Interesting questions. I was focused more about chops that are created by these "artificial" subunits, which are less salable out there. That is a very substantial concern of mine. So there is the issue of whether to create distinctions between real towns and cities, and these constructs, particularly cities I guess. I am not sure what to do about that. It is more an empirical issue. In all events, a 0.5% limitation is way too small. That is only 3.500 people or so and trivial. That is not going to do much good at all. I would think a limitation of 5%, or 35,000 people, is more appropriate. Tentatively, I would tend to think that the one bite rule will not apply to cities, but would to everything else, with the 5% limitation. That way, we do not get disparate results between those states that have little towns here, there and everywhere (NY has them taking in all real estate, as does Michigan), as opposed to states that do not.

At 5% it becomes a macrochop of the subunit, so you are suggesting (I think) that any simple chop of an unincorporated subunit, or neighborhood of a macrochopped city is subject to the one bite rule. Presumably that means townships in the Midwest, too.

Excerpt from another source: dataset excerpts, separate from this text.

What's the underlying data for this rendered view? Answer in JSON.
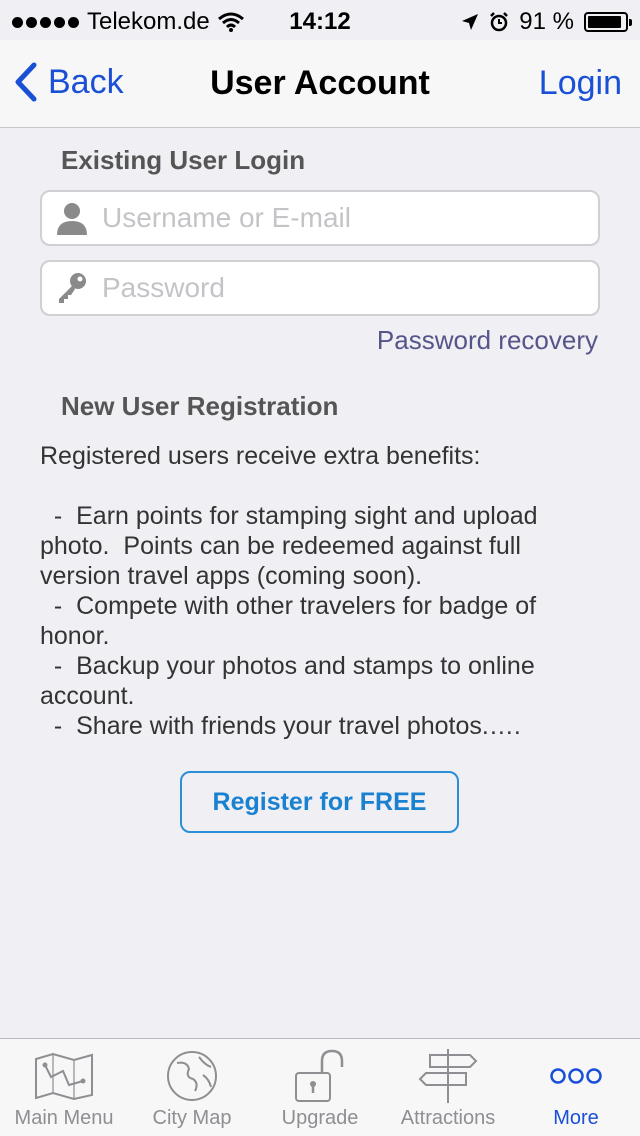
{
  "status_bar": {
    "carrier": "Telekom.de",
    "time": "14:12",
    "battery": "91 %",
    "battery_level": 0.91
  },
  "navbar": {
    "back_label": "Back",
    "title": "User Account",
    "login_label": "Login"
  },
  "login": {
    "heading": "Existing User Login",
    "username_placeholder": "Username or E-mail",
    "password_placeholder": "Password",
    "recovery_label": "Password recovery"
  },
  "registration": {
    "heading": "New User Registration",
    "intro": "Registered users receive extra benefits:",
    "benefits": [
      "  -  Earn points for stamping sight and upload photo.  Points can be redeemed against full version travel apps (coming soon).",
      "  -  Compete with other travelers for badge of honor.",
      "  -  Backup your photos and stamps to online account.",
      "  -  Share with friends your travel photos.…."
    ],
    "register_label": "Register for FREE"
  },
  "tabbar": {
    "items": [
      {
        "label": "Main Menu",
        "icon": "map-icon"
      },
      {
        "label": "City Map",
        "icon": "globe-icon"
      },
      {
        "label": "Upgrade",
        "icon": "unlock-icon"
      },
      {
        "label": "Attractions",
        "icon": "signpost-icon"
      },
      {
        "label": "More",
        "icon": "more-icon"
      }
    ],
    "active_index": 4
  },
  "colors": {
    "accent": "#1a50d6",
    "register": "#1a80d0",
    "recovery": "#56558a"
  }
}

If so, there would seem to be no incentive to keep them intact.

No incentive vis a vis having the one little benign bite only. This is but a one course meal. The incentive then becomes, subject to erosity issues, to get the skew down. That is the point, although the main thing is the population accident issue, that could force a shift of 150,000 people or something, as whole hoods are moved from one CD to another. That is where the big game lies, and it may well end up stalking Phoenix for the next census cycle.

By the way, here is the neighborhood map for Milwaukee. Its hoods are so small, that it renders the hood concept next to useless. Now what? School districts? Well, there is this, which has hoods of a size that absent the one bite rule, will force a bridge chop, unless bridge chops are banned or penalized (which I oppose other than being not preferred). When does on decide the hoods are too small? The issue of a CD getting from Waukesha to Ozaukee or not raises the bridge chop rule again. Hoods will matter in Milwaukee for sure unless one bridge chops through Washington County. Granted with the one bite rule, then no matter what, and with bridge chops disfavored, there will not be a bridge chop done. Chopped Milwaukee will append to Ozaukee.